Has the hydrologic cycle decelerated during the past half century? Professor
Wilfried Brutsaert. School of Civil & Environmental Engineering. Cornell
University.
Has the hydrologic cycle decelerated during the past half century? Professor Wilfried Brutsaert School of Civil & Environmental Engineering Cornell University The water budget of a natural river basin is usually formulated as P − Q − E = dS / dt where P is the precipitation rate, Q the outflow rate per unit area, E the evaporation rate and S the water stored per unit area in the basin. The variables P and Q can be and have been measured directly and many long-term data sets are available for basins all over the world, with which their evolution over time can be studied in great detail. The construction of reliable long term data sets for E and S for climate change purposes is more challenging; indeed, the direct measurement of these variables is still difficult, so that in practice to gain information on past trends they must invariably be estimated by indirect methods.
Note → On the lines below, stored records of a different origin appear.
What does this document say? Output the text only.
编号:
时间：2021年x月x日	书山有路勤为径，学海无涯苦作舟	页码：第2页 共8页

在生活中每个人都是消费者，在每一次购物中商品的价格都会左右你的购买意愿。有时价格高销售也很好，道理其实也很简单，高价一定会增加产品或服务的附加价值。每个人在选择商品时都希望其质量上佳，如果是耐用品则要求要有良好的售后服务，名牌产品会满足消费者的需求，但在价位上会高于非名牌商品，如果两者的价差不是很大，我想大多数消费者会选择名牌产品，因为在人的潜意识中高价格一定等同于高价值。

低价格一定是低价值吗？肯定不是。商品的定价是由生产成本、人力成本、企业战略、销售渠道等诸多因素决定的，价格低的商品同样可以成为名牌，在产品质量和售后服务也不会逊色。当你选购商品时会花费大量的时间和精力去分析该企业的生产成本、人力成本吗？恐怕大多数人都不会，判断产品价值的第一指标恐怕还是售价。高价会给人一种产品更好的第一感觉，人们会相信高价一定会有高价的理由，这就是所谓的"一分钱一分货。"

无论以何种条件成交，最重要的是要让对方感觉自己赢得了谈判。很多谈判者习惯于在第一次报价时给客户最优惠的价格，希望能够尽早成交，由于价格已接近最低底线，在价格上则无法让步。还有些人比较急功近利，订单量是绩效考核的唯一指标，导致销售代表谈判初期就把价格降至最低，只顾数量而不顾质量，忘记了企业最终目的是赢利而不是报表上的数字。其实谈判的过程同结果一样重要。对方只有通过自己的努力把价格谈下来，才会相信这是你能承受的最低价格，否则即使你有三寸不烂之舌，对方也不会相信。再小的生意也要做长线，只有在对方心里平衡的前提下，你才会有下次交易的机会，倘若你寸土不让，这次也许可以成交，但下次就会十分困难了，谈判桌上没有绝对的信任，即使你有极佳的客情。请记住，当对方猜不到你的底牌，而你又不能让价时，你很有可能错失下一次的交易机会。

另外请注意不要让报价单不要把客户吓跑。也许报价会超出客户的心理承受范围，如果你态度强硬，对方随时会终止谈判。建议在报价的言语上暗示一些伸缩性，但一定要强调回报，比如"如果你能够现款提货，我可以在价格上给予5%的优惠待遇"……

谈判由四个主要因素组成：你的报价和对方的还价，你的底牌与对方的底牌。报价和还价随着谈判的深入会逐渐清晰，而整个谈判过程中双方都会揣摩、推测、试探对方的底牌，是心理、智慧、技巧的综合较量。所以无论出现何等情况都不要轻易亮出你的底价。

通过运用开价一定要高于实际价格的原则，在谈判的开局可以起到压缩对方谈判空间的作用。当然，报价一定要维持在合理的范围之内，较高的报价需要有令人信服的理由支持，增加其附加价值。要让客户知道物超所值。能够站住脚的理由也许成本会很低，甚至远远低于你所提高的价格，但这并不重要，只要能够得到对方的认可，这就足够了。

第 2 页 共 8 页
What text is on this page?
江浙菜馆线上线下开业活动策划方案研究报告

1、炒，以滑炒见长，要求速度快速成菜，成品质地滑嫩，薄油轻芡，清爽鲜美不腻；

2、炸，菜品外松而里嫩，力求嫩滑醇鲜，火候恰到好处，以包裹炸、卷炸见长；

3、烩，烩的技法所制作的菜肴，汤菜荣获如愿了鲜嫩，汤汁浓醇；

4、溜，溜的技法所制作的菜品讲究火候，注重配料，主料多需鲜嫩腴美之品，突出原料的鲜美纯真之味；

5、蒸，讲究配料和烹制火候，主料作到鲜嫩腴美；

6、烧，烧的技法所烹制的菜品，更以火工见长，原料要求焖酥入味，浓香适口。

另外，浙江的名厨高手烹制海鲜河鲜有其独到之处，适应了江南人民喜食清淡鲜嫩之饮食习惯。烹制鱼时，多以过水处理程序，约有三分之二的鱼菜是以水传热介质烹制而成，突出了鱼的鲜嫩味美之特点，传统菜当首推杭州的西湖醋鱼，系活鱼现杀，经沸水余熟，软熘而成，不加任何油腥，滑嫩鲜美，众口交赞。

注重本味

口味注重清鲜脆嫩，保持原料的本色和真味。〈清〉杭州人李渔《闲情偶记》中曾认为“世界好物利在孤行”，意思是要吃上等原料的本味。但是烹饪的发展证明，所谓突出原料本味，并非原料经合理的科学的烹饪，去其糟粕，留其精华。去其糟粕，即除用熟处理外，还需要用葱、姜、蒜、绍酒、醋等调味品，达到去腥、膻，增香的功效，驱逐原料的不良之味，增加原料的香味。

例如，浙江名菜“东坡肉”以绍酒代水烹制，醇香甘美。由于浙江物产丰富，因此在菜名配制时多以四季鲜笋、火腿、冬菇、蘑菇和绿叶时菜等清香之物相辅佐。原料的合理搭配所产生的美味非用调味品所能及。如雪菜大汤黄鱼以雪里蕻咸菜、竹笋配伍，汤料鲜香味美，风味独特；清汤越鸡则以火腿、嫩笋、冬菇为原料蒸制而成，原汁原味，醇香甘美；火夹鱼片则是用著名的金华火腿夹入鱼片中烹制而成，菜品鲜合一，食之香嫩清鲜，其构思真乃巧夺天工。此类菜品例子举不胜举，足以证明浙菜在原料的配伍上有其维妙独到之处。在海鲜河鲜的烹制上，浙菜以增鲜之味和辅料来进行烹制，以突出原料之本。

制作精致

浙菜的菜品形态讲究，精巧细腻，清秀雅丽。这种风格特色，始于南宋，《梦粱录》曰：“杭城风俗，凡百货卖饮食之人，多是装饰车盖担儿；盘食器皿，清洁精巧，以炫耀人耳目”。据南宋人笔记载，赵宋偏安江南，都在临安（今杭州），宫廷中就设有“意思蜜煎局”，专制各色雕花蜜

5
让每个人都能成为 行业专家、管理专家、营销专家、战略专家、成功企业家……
In the case of E, attempts have been made to estimate past trends of landscape evaporation from available pan evaporation records. Pan evaporation has been decreasing for the past half century or so over many regions of the Earth. However, because pan and landscape evaporation are intrinsically different, the significance of this negative trend, as regards terrestrial evaporation, has been controversial, and its implications for the global water cycle have remained unclear. The controversy stemmed from the alternative views that these evaporative changes resulted, either from global radiative dimming, or from the complementary relationship between pan and terrestrial evaporation. It stands to reason that these factors need not be mutually exclusive but can act concurrently. Nevertheless, if the presently available data records are taken at face value, despite global dimming, the observed decreases in pan evaporation are generally evidence of increased terrestrial evaporation. This is consistent with independent hydrologic budget calculations for several large river basins, and likely further evidence of an accelerating hydrologic cycle in many areas, where pan evaporation has been decreasing.